The union also sought limits on automation at ports. The joint statement only mentions wages.
So I’m guessing – though we’ll see what further articles talk about – that they probably got concessions on wages, but not on automation.
There will be a commission to negotiate automation. Right now they will have time to negotiate until January 15th.
I hope they get huge pay raises and job security, but I can’t support their anti-automation stance. This generation of longshoremen will likely be the last - soon it will all be robot technicians.
I don’t think that it’ll go away. I think that there will be a longshoreman.
It’ll just do something different than in 2024.
Same way a longshoreman a hundred years ago, pre-containerization, would have been wrestling boxes around instead of moving containers on a crane.

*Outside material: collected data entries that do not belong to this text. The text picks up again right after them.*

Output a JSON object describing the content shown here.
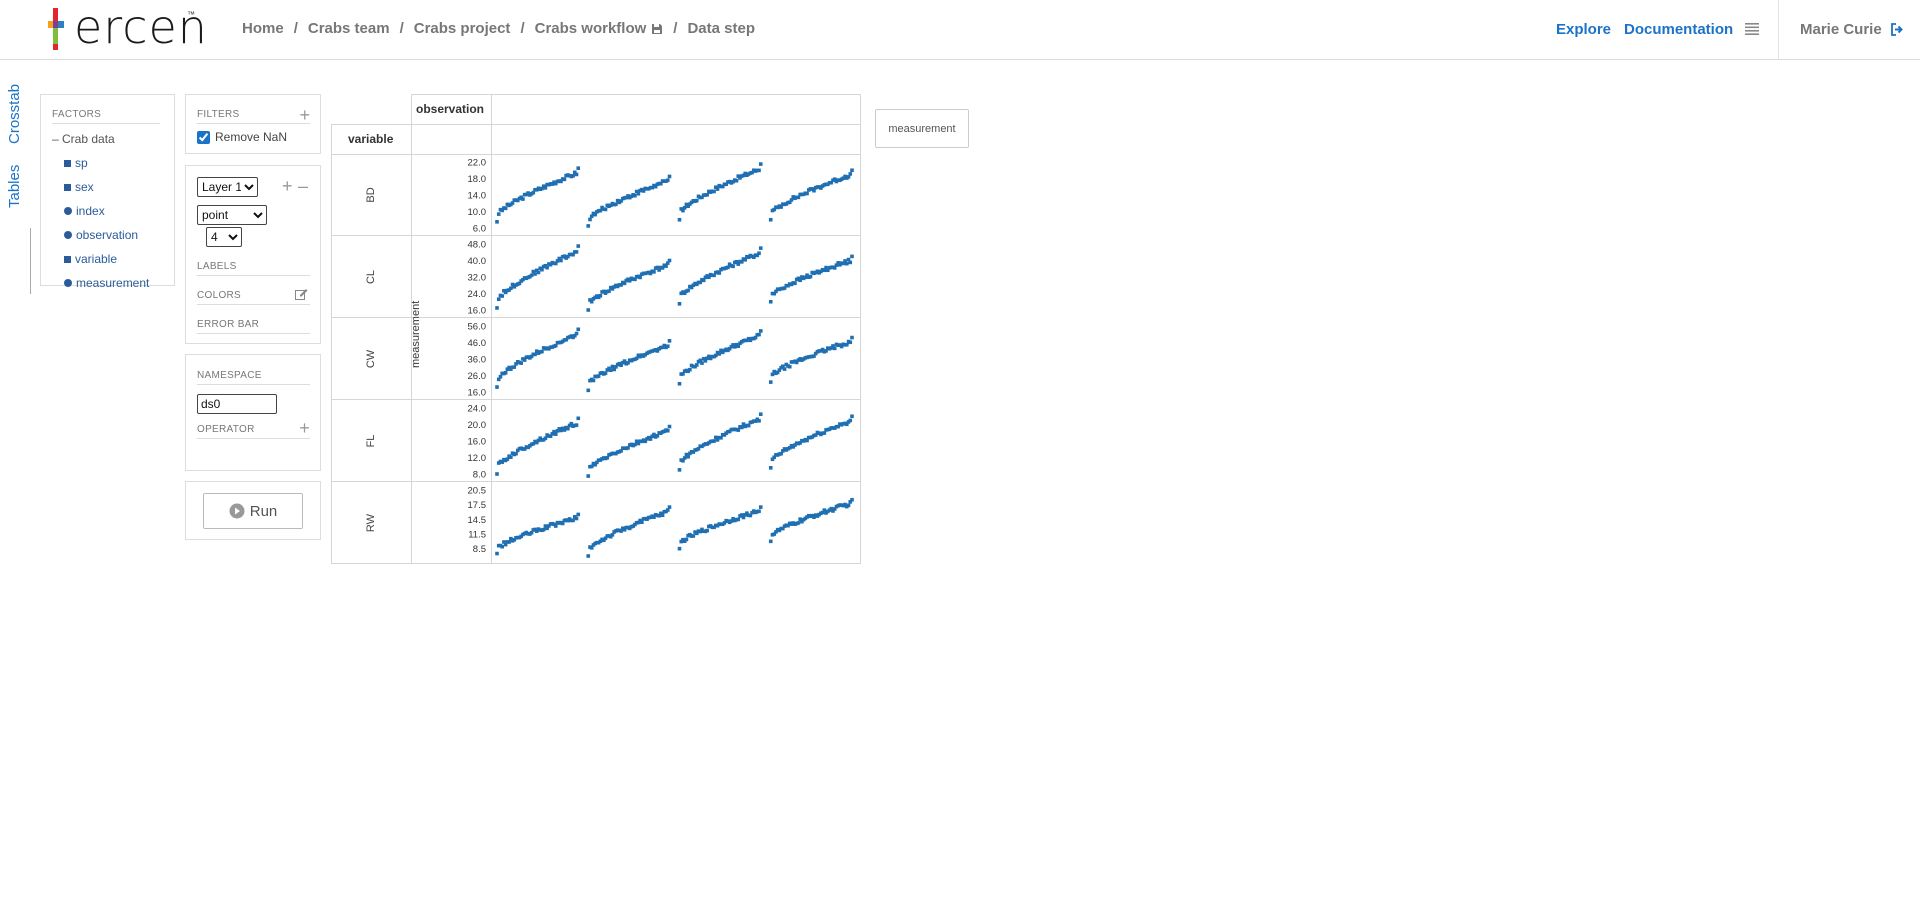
{
  "brand": {
    "logo_text": "ercen",
    "tm": "™",
    "colors": [
      "#e3262c",
      "#f7a11a",
      "#2f7fc1",
      "#7dbf3b",
      "#7b3f98"
    ]
  },
  "breadcrumb": {
    "items": [
      "Home",
      "Crabs team",
      "Crabs project",
      "Crabs workflow",
      "Data step"
    ],
    "separator": "/"
  },
  "nav": {
    "explore": "Explore",
    "documentation": "Documentation",
    "menu_icon": "hamburger-icon"
  },
  "user": {
    "name": "Marie Curie",
    "icon": "sign-out-icon"
  },
  "side_tabs": {
    "crosstab": "Crosstab",
    "tables": "Tables"
  },
  "factors": {
    "title": "FACTORS",
    "root": "Crab data",
    "items": [
      {
        "label": "sp",
        "kind": "square"
      },
      {
        "label": "sex",
        "kind": "square"
      },
      {
        "label": "index",
        "kind": "circle"
      },
      {
        "label": "observation",
        "kind": "circle"
      },
      {
        "label": "variable",
        "kind": "square"
      },
      {
        "label": "measurement",
        "kind": "circle"
      }
    ]
  },
  "filters": {
    "title": "FILTERS",
    "remove_nan": "Remove NaN",
    "remove_nan_checked": true
  },
  "layer": {
    "layer_select": "Layer 1",
    "chart_type": "point",
    "point_size": "4",
    "labels_title": "LABELS",
    "colors_title": "COLORS",
    "error_bar_title": "ERROR BAR"
  },
  "namespace": {
    "title": "NAMESPACE",
    "value": "ds0",
    "operator_title": "OPERATOR"
  },
  "run": {
    "label": "Run"
  },
  "crosstab": {
    "col_header": "observation",
    "row_header": "variable",
    "y_axis_label": "measurement",
    "y_chip": "measurement",
    "accent": "#1f6fb2"
  },
  "chart_data": {
    "type": "scatter",
    "x_factor": "observation",
    "y_factor": "measurement",
    "row_factor": "variable",
    "panels_per_row": 4,
    "rows": [
      {
        "name": "BD",
        "ticks": [
          "22.0",
          "18.0",
          "14.0",
          "10.0",
          "6.0"
        ],
        "ylim": [
          6.0,
          22.0
        ],
        "segments": [
          [
            7.5,
            20.5
          ],
          [
            6.5,
            18.5
          ],
          [
            8.0,
            21.5
          ],
          [
            8.0,
            20.0
          ]
        ]
      },
      {
        "name": "CL",
        "ticks": [
          "48.0",
          "40.0",
          "32.0",
          "24.0",
          "16.0"
        ],
        "ylim": [
          16.0,
          48.0
        ],
        "segments": [
          [
            17.0,
            47.0
          ],
          [
            16.0,
            40.0
          ],
          [
            19.0,
            46.0
          ],
          [
            20.0,
            42.0
          ]
        ]
      },
      {
        "name": "CW",
        "ticks": [
          "56.0",
          "46.0",
          "36.0",
          "26.0",
          "16.0"
        ],
        "ylim": [
          16.0,
          56.0
        ],
        "segments": [
          [
            19.0,
            54.0
          ],
          [
            17.0,
            47.0
          ],
          [
            21.0,
            53.0
          ],
          [
            22.0,
            49.0
          ]
        ]
      },
      {
        "name": "FL",
        "ticks": [
          "24.0",
          "20.0",
          "16.0",
          "12.0",
          "8.0"
        ],
        "ylim": [
          8.0,
          24.0
        ],
        "segments": [
          [
            8.0,
            21.5
          ],
          [
            7.5,
            19.5
          ],
          [
            9.0,
            22.5
          ],
          [
            9.5,
            22.0
          ]
        ]
      },
      {
        "name": "RW",
        "ticks": [
          "20.5",
          "17.5",
          "14.5",
          "11.5",
          "8.5"
        ],
        "ylim": [
          7.0,
          20.5
        ],
        "segments": [
          [
            7.5,
            15.5
          ],
          [
            7.0,
            17.0
          ],
          [
            8.5,
            17.0
          ],
          [
            10.0,
            18.5
          ]
        ]
      }
    ]
  }
}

Full automation in 6 years?
I hope they get a re-education/professional training stipend
That depends on how much everything else is automated by then
I feel like port work will be easier to automate than many other industries, it’s a hectic but very controlled environment
There are many totally automated ports outside the US, unions have fought to keep the US in the stone age as far as ports are concerned. The first automated port was opened in 93.
Good. It’s not like the extra margin from eliminating this labor would be passed down to the rest of us. This way the money goes into labor and a significant chunk from this labor to the rest of us, through taxes and spending. Those jobs should be automated when no union labor wants to do them anymore.
Fighting against progress is always wrong.
Progress towards what?
And for whom?
I was thinking of other industries. If we automate away all or most of the jobs no amount of re-training will help.
And the capital gathered through this automation won’t redistribute itself to keep people fed without a fight.